En los últimos días suscita comprensible
revuelo la llamada "oferta" de Juan José Ibarretxe, en
la que se contiene un plan para separar de facto al País Vasco
de España. Ya en la exposición de motivos, imagino al nacionalista
(vasco o no) objetar que no se trata de una separación, sino de
un vínculo no subordinado, acaso más laxo, pero existente,
y tal vez más auténticamente sólido por haber sido
pactado por las partes.
Pues bien, ya que hablamos de partes, empecemos por desglosar
el asunto, siquiera sea en este mínimo nivel de su definición,
y puntualicemos lo siguiente. En primer lugar, hablemos claro. No confundamos
la retórica defensiva con la realidad de los hechos. El nacionalista
persuadido de que una noción tan poco ibérica como la de
un "Estado libre asociado" no es una apenas dulcificada forma
de secesión haría bien en recordar que si niega tal separación
lo hace sin duda en el plano del respaldo a los argumentos propios frente
a los del adversario; o sea, como recurso para seducir. Y es que si el
nacionalista llama "no separación" y "voluntario
vínculo nuevo" a lo que en realidad deriva de su insatisfacción
con el vigente, no puede obviar que dicho lazo, de aflojarse mucho más,
daría sin duda en la más vaporosa inexistencia.

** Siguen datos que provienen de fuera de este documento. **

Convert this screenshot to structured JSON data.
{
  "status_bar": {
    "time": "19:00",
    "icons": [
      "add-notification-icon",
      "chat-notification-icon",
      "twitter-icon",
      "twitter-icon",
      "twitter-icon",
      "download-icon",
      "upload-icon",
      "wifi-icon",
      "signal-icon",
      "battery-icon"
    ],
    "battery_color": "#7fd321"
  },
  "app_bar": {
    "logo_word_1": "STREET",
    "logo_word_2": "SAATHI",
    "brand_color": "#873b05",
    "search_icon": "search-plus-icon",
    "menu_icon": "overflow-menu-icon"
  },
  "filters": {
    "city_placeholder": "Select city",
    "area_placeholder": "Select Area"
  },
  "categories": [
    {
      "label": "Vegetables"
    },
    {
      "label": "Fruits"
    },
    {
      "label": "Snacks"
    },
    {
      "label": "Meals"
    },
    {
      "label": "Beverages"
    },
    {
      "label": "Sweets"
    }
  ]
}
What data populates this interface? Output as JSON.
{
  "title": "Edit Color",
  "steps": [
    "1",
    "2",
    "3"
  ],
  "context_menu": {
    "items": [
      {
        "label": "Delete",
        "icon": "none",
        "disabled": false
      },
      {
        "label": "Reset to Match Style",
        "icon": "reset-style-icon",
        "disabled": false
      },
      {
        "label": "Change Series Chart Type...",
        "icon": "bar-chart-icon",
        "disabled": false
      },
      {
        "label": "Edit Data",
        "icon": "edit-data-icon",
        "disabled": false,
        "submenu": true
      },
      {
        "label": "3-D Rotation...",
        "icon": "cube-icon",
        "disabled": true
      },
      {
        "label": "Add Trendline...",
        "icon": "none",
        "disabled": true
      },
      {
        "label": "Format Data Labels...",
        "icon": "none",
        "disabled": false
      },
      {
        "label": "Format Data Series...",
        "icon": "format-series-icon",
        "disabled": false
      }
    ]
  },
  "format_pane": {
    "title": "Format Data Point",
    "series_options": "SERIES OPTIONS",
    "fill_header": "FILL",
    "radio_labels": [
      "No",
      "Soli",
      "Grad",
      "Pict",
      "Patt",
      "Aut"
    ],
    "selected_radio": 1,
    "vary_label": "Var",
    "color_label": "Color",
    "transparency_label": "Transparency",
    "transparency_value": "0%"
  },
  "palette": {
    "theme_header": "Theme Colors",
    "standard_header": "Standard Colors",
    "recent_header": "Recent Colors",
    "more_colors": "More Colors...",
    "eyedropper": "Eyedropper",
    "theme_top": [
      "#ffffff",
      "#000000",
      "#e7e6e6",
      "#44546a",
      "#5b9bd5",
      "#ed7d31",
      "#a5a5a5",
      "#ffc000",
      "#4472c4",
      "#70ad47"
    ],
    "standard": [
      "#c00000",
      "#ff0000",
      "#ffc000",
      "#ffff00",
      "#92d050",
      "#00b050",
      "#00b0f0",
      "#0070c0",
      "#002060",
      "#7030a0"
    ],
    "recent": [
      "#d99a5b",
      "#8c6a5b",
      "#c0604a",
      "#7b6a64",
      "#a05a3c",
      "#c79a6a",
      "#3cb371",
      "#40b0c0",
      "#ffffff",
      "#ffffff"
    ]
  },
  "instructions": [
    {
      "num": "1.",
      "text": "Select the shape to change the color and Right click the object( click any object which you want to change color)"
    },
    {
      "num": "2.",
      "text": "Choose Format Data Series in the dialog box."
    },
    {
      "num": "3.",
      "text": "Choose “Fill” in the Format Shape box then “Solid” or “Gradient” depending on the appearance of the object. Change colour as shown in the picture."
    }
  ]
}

Siendo la descentralización del Estado autonómico
español una de las más acentuadas de Europa, la independencia
de una región, que, descontenta con su actual libertad de movimientos,
desee ampliar los límites de su desvinculación, topa con
el problema de que esos límites, ya pactados, son difíciles
de dilatar sin llegar al punto de ruptura. Por ello, demos al menos a
toda nueva distensión el nombre de lo que realmente hace: separar,
con riesgo de explosión, lo que antes formaba una unidad.
Una secesión camuflada
Pero pasemos a la segunda objeción nacionalista:
la que sostiene que la nueva relación inauguraría un vínculo
"querido" y, por tanto, más sólido que el otro
"impuesto". Pero, ¿cómo dar crédito a este
argumento si lo que se esgrime para justificar la ruptura (o la "superación",
según la corrección política al uso) del pacto anterior,
igualmente querido, es la necesidad de su sustitución por uno nuevo?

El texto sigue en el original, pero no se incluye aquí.